By comparison, commodity trader Trafigura [TRAFG.UL] traded 35 million tonnes in the twelve months to Sept. 30, while the world's largest independent energy trader Vitol [VITOLV.UL] had contracted coal sales of 20 million tonnes in 2015.

London-based Javelin launched in June and is 34 percent owned by U.S. coal miner Murray Energy, 28 percent owned by German utility E.ON and 38 percent owned by its principal traders, some of whom were previously at Goldman Sachs.

Javelin's owners have been instrumental in the firm's rapid progress, Bradley said.

"Murray Energy gives us the market access to clients that typically would take a while to get in the coal space and then E.On gives us the tools to execute against customer requirements because they have the balance sheet and provide us the credit lines to be able to trade and manage customer positions."

Privately-held Murray Energy, the largest underground coal miner in the United States, markets its coal globally via Javelin.

Bradley, previously head of bulk commodity trading at Goldman Sachs, said Javelin was also looking to expand into physical iron ore trading, as well as U.S. coal or gas power generation assets and logistics such as ports.

"The coal generation industry globally is going to be a tough business which creates opportunities because there's a real desire and need to change – it's change or die," said Bradley.

"We've got a natural angle to be active in the U.S. power market because of the work we're doing with Murray… but it would be more around a structured trade for Murray if they were selling coal linked to power or gas, or for us to make an investment in a power station." 

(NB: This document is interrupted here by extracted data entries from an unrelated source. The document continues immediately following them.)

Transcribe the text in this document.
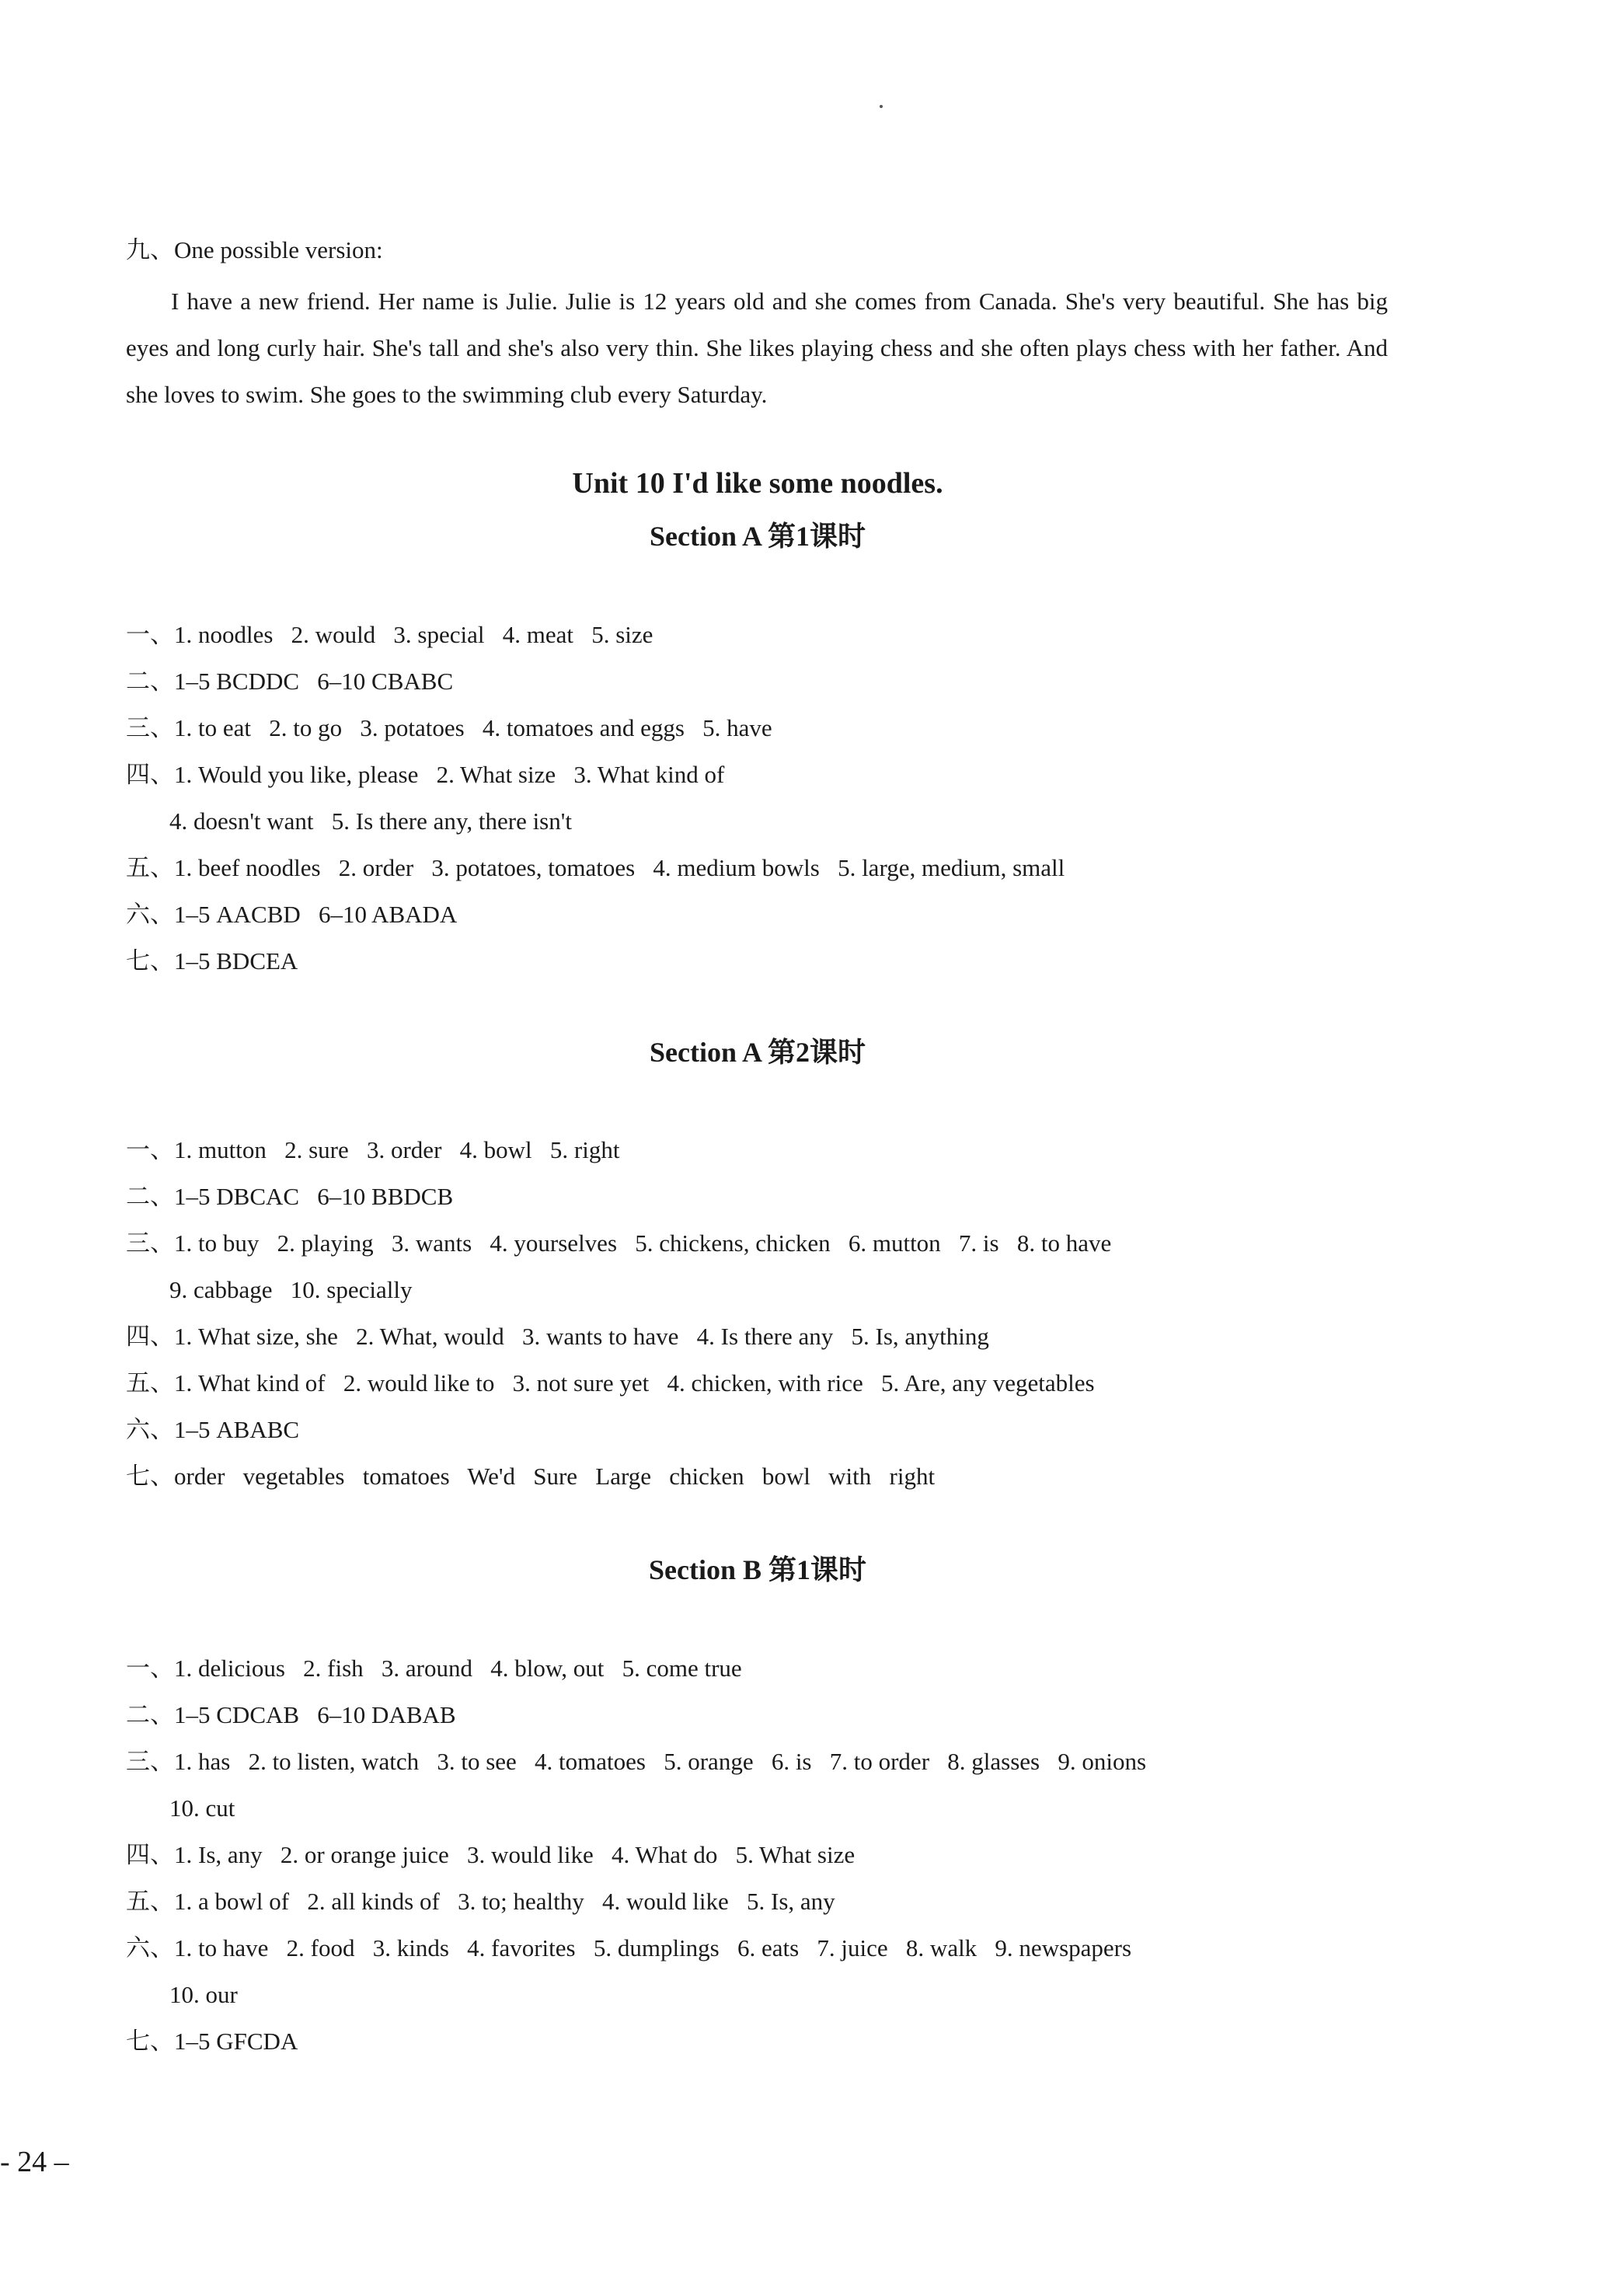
九、One possible version:
I have a new friend. Her name is Julie. Julie is 12 years old and she comes from Canada. She's very beautiful. She has big eyes and long curly hair. She's tall and she's also very thin. She likes playing chess and she often plays chess with her father. And she loves to swim. She goes to the swimming club every Saturday.
Unit 10 I'd like some noodles.
Section A 第1课时
一、1. noodles   2. would   3. special   4. meat   5. size
二、1–5 BCDDC   6–10 CBABC
三、1. to eat   2. to go   3. potatoes   4. tomatoes and eggs   5. have
四、1. Would you like, please   2. What size   3. What kind of
4. doesn't want   5. Is there any, there isn't
五、1. beef noodles   2. order   3. potatoes, tomatoes   4. medium bowls   5. large, medium, small
六、1–5 AACBD   6–10 ABADA
七、1–5 BDCEA
Section A 第2课时
一、1. mutton   2. sure   3. order   4. bowl   5. right
二、1–5 DBCAC   6–10 BBDCB
三、1. to buy   2. playing   3. wants   4. yourselves   5. chickens, chicken   6. mutton   7. is   8. to have
9. cabbage   10. specially
四、1. What size, she   2. What, would   3. wants to have   4. Is there any   5. Is, anything
五、1. What kind of   2. would like to   3. not sure yet   4. chicken, with rice   5. Are, any vegetables
六、1–5 ABABC
七、order   vegetables   tomatoes   We'd   Sure   Large   chicken   bowl   with   right
Section B 第1课时
一、1. delicious   2. fish   3. around   4. blow, out   5. come true
二、1–5 CDCAB   6–10 DABAB
三、1. has   2. to listen, watch   3. to see   4. tomatoes   5. orange   6. is   7. to order   8. glasses   9. onions
10. cut
四、1. Is, any   2. or orange juice   3. would like   4. What do   5. What size
五、1. a bowl of   2. all kinds of   3. to; healthy   4. would like   5. Is, any
六、1. to have   2. food   3. kinds   4. favorites   5. dumplings   6. eats   7. juice   8. walk   9. newspapers
10. our
七、1–5 GFCDA
- 24 –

The coal mining industry has been under pressure from several years of falling prices, while coal power generators have suffered from shrinking margins and increasingly strict environmental regulations in some parts of the world.

U.S. power companies are expected to retire or convert almost 11,000 megawatts of coal-fired plants in 2016 as cheap natural gas from record shale production has kept power prices low, making it uneconomic to upgrade older plants to meet federal and state environmental rules.

Bradley forecast gas prices would remain low for the next two to four years, as a result of the boom in liquefied natural gas (LNG) supply, while he expected European coal prices would bottom in 2016.

"European API2 coal could go down more from these levels, but longer term if you take enough production out of Indonesia and we're going to see another reduction of Indonesian exports this year, you need to suck more coal from the Atlantic and I think that's what's going to produce a floor around coal prices, so I think they'll bottom this year," Bradley said.